May 25, 2012 — On a recent evening, University of Virginia music professor Bonnie Gordon watched a handful of local children select the instruments they will play in school band next year.
She was there with Lauren Hauser, a doctoral student in English, and Sarad Davenport, the Charlottesville director of City of Promise, a community education program. Just a couple of months earlier, Gordon had taken some of the kids for their first visit to the Charlottesville & University Symphony Orchestra's Musical Instrument Petting Zoo and helped familiarize them with those same instruments.
"It was a really nice thing to see," Hauser said.. "In some cases, they were familiar with the instruments because of the symphony event we'd gone to."
That trip capped the successful first year of a pilot music outreach program that brought children from Charlottesville's low-income families together with U.Va. undergraduates to attend arts events. Gordon, a music professor in the College of Arts & Sciences, organized the program with the help of a Mead Endowment grant designed to facilitate interactions among faculty and students.
During the course of the year, she took 18 area third- and fourth-grade children and 18 U.Va. students to a series of eight events, including the symphony performance, a rehearsal of choreographer Bill T. Jones's dance company, a tour of the U.Va. Art Museum, and a Shakespeare play at Blackfriars in Staunton.
The idea was to expose area children to a wealth of free and inexpensive area arts events that they might not otherwise have been aware of, while giving U.Va. students a chance to interact with the local community and with a professor outside of class, Gordon said.
"A lot of these children had never been to U.Va. before, despite the fact that they live nearby," Gordon said. "We wanted to show them the college environment and give them a sense that this is something they could be a part of."
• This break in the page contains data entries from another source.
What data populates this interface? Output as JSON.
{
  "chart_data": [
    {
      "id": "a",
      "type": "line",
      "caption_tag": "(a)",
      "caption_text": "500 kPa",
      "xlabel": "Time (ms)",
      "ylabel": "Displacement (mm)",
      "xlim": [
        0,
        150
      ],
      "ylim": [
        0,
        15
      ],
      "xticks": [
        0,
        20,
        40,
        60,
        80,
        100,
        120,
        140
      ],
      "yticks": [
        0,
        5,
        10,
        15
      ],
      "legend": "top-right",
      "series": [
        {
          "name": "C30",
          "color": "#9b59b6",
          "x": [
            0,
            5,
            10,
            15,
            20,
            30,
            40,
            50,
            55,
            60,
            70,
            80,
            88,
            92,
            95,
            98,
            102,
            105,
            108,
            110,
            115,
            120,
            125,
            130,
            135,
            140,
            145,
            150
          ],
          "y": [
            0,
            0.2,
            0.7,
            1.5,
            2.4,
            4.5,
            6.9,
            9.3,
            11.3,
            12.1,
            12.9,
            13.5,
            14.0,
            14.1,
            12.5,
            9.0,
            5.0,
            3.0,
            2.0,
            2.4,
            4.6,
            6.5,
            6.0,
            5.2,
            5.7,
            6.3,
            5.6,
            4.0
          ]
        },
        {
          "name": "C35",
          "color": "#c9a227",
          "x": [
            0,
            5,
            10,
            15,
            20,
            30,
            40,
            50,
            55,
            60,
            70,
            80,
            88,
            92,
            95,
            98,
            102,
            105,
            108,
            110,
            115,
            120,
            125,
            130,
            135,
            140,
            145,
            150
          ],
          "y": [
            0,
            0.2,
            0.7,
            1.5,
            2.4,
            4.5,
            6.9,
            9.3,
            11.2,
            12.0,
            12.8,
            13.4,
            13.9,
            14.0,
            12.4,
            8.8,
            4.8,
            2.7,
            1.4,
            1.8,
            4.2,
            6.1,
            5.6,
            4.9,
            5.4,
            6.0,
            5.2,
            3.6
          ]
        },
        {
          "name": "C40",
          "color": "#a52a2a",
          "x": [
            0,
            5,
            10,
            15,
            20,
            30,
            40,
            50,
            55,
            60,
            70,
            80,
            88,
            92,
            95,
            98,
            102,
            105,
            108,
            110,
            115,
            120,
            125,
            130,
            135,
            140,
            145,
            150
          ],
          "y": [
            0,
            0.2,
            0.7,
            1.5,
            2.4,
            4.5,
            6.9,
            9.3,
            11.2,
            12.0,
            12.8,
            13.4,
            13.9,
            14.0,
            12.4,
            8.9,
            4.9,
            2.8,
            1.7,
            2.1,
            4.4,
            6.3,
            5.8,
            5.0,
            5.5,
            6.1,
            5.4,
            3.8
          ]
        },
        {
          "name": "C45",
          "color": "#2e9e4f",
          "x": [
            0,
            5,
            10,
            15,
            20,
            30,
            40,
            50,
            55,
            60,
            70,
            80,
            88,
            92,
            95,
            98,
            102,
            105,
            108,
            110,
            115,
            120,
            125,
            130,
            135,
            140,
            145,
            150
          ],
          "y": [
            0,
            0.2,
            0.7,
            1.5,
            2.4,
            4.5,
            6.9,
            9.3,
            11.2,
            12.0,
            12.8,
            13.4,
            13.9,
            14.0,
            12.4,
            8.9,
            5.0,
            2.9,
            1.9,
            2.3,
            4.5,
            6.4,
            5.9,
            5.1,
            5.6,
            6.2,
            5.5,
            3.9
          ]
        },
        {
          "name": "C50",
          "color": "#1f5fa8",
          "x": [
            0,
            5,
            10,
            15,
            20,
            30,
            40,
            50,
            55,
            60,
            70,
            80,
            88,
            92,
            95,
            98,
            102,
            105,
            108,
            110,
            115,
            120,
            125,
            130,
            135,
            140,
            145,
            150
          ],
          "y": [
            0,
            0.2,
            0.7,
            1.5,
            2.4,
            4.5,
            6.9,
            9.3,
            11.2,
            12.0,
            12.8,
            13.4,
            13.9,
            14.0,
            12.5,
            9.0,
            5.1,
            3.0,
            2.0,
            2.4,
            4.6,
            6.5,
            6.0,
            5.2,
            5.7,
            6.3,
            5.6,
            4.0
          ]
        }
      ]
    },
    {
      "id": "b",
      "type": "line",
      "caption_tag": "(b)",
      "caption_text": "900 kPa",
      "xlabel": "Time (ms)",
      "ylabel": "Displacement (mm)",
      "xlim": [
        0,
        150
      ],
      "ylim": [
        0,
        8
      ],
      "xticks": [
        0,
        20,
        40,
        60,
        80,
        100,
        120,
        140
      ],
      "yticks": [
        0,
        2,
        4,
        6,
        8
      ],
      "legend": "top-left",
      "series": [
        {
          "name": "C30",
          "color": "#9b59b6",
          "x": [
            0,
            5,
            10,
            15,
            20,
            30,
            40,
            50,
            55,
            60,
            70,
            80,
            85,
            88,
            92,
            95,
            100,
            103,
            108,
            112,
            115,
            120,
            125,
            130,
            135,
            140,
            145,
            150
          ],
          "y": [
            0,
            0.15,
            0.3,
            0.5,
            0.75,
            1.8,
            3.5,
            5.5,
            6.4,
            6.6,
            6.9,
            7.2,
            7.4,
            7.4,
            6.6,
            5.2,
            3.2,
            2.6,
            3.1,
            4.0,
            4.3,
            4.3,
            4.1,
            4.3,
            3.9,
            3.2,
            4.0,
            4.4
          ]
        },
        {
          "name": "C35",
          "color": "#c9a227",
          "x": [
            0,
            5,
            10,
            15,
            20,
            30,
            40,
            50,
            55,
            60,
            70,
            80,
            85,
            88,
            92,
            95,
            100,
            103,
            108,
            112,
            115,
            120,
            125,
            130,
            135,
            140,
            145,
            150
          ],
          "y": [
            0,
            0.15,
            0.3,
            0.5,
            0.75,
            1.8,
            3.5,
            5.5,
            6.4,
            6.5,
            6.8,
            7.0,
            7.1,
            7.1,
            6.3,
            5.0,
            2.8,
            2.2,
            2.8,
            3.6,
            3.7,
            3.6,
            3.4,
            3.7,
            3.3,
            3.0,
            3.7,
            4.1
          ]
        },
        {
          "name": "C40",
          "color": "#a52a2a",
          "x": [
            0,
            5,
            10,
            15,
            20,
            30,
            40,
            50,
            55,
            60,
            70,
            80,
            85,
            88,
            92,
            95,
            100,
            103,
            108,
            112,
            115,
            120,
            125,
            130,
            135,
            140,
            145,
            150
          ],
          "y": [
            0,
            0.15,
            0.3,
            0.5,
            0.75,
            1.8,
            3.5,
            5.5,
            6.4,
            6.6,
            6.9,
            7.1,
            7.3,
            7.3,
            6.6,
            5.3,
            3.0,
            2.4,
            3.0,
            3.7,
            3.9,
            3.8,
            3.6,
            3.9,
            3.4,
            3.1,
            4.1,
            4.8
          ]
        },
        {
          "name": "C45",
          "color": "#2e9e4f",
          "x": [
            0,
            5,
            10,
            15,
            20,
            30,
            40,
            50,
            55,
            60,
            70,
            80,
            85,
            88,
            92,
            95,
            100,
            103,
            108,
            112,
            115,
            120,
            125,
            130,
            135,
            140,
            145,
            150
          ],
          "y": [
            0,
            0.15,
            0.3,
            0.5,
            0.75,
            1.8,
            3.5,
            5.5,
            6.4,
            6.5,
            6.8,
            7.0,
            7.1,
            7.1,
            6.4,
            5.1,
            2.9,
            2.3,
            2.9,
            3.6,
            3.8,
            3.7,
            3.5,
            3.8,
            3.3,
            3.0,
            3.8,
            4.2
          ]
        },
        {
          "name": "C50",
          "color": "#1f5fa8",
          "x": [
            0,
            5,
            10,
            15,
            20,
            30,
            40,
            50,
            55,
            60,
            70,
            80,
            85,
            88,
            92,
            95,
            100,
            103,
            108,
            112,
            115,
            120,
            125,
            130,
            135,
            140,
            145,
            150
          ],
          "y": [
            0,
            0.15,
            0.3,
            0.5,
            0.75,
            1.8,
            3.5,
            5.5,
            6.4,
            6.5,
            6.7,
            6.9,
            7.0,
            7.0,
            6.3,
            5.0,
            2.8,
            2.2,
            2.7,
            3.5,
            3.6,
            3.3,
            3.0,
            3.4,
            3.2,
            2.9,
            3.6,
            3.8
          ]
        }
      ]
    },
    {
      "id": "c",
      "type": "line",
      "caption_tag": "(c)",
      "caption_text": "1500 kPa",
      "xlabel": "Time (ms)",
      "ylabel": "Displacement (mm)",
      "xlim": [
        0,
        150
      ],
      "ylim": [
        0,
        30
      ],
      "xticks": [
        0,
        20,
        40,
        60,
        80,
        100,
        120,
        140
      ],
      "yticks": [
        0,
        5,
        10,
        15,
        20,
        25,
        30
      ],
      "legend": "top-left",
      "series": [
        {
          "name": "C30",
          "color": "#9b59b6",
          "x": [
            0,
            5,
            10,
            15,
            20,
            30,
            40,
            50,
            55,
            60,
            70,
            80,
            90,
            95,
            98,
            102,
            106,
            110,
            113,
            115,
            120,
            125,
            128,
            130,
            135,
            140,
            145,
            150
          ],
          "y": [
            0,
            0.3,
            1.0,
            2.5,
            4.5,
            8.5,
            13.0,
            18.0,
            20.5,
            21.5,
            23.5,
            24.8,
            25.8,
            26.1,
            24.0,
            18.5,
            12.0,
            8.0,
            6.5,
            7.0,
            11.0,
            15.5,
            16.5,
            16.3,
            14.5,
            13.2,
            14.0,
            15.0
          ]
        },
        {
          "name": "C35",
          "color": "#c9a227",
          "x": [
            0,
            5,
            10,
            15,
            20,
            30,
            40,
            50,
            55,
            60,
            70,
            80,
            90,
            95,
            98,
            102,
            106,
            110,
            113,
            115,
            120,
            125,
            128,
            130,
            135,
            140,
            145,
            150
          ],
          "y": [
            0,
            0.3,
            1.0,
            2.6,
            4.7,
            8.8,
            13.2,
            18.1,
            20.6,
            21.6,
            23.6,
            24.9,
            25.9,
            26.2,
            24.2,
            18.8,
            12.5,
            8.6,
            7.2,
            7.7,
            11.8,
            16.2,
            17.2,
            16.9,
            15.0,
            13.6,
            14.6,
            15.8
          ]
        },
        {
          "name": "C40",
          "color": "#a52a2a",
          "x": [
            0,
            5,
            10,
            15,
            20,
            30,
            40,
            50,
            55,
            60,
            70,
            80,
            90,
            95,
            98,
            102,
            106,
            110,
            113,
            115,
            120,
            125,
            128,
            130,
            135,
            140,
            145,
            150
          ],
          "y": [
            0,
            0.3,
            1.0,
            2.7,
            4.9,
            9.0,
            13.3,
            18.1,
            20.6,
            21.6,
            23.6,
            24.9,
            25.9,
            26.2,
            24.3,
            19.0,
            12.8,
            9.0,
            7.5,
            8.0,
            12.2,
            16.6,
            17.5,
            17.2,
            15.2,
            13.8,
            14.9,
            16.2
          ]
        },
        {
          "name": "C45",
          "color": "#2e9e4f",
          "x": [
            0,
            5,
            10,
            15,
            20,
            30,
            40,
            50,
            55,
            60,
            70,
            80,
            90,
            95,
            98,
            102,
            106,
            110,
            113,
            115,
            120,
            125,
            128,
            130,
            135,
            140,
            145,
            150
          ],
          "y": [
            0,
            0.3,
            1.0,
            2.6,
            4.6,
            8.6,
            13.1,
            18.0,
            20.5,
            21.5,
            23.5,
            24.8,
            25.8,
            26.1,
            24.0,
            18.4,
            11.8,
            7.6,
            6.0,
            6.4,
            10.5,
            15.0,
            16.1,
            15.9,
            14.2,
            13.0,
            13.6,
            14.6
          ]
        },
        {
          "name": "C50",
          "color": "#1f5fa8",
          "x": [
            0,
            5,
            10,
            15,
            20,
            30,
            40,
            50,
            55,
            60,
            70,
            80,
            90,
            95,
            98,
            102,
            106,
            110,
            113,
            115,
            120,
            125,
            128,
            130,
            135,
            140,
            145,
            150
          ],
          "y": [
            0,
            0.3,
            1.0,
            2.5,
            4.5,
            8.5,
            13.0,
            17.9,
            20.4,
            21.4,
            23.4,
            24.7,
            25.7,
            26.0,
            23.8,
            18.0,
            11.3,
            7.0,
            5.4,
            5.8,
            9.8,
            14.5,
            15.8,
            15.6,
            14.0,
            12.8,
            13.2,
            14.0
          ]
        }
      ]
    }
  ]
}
Emily Peters, who just graduated with a degree in psychology, said the outreach program was a great opportunity for the U.Va. students who participated, and that it opened her eyes to a part of the Charlottesville community she wasn't aware of.
"I loved every minute of it," said Peters, who also began volunteering in the after-school program at Westhaven. "It became a big part of my life in my fourth year in college, because it was something I was so passionate about."
Peters also helped coordinate the U.Va. student volunteers, and said it drew together students from diverse backgrounds. She used the experience as the basis of her final practicum project for her leadership minor in the McIntire School of Commerce.
Rachel Savoy is a teacher at Charlottesville's Burley-Moran Elementary School who recently graduated from U.Va. with both undergraduate and master's degrees from the Curry School of Education. She said the program expanded the perspectives of the students who participated and gave them a valuable exposure to the local arts scene.
"Students can't learn to appreciate art or participate in it fully unless they are exposed to it," Savoy said. "That sense of appreciation is a skill we hone throughout the program – they don't always have to personally love a certain style or medium of art, but they can respect it and appreciate the work that goes into it. It enriches and deepens their world."
The events were often paired with learning exercises. After the children visited the art museum, they got a chance to work on their own collages. After seeing a photography exhibit at The Bridge, a local gallery, they talked about photography.
Beyond the artistic benefits, just getting the children on Grounds seemed to be a valuable experience, Gordon said. One of their most popular stops was a University dining hall, where the kids were fascinated by the bustle of activity around them.
Gordon said she hopes to continue the program, and is looking for a funding source and for help facilitating the logistics of future trips. Though overall costs are low, she hopes to have someone to help secure tickets for events and coordinate issues such as transportation and parental permission.
"I really hope we can keep doing it," she said. "This is a very easy way to give something back to the community."